The collection has been the subject of a decades-long diplomatic dispute between Britain and Greece.
Athens is pressing for their return by 2004, when the city will host the Olympic Games, and is planning to build a museum in the centre of the capital to house them.
Blair held talks in London with Greek Premier Costas Simitis on Tuesday.
Blair told To Vima: "One should consider the fact that six million people visit the British Museum every year and they can appreciate the beauty of the Parthenon Sculptures and Greece's special contribution to world civilisation."
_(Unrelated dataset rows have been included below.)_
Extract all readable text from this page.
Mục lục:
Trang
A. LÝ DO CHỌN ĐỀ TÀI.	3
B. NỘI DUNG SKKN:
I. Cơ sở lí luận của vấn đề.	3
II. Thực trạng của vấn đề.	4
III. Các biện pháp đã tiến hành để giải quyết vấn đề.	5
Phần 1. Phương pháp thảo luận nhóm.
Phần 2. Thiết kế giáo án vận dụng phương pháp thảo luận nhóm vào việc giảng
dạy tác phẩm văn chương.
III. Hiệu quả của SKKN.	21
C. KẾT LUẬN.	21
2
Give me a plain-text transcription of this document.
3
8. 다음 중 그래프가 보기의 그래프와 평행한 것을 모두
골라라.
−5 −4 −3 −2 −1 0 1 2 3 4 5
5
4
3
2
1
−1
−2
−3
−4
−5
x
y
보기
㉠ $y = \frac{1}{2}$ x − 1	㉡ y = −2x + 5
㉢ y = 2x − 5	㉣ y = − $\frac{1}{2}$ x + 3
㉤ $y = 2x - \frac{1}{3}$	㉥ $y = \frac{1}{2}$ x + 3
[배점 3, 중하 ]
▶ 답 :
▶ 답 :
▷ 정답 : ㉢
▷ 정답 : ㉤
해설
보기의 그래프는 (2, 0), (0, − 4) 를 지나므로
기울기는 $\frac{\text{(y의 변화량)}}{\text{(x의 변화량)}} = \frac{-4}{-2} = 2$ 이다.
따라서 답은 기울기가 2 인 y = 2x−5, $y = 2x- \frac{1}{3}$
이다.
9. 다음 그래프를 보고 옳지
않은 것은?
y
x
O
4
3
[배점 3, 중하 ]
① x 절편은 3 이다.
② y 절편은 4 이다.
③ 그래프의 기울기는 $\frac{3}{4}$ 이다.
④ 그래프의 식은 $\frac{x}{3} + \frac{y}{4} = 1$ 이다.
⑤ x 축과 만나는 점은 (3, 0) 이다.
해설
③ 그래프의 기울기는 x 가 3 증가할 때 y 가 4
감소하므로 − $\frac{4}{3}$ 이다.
The sculptures, which adorned the Parthenon temple, built in Athens in the 5th century BC, include frieze panels, pediment sculptures and statues.
Around half the marbles remain in Athens.
Earlier this year Hollywood actor Sir Sean Connery called for the return of the Parthenon Marbles to their "rightful place" in time for the 2004 Olympic Games.
During a visit to Greece in January, the star told Greek Culture Minister Evangelos Venizelos he was "confident that the British government will change its position."
A month earlier, Greece's ambassador to the UK turned down an invitation to a dinner marking the British Museum's £100 million redevelopment.
Alexandros Sandis declined the invitation because a gallery which houses the sculptures was being used for the dinner.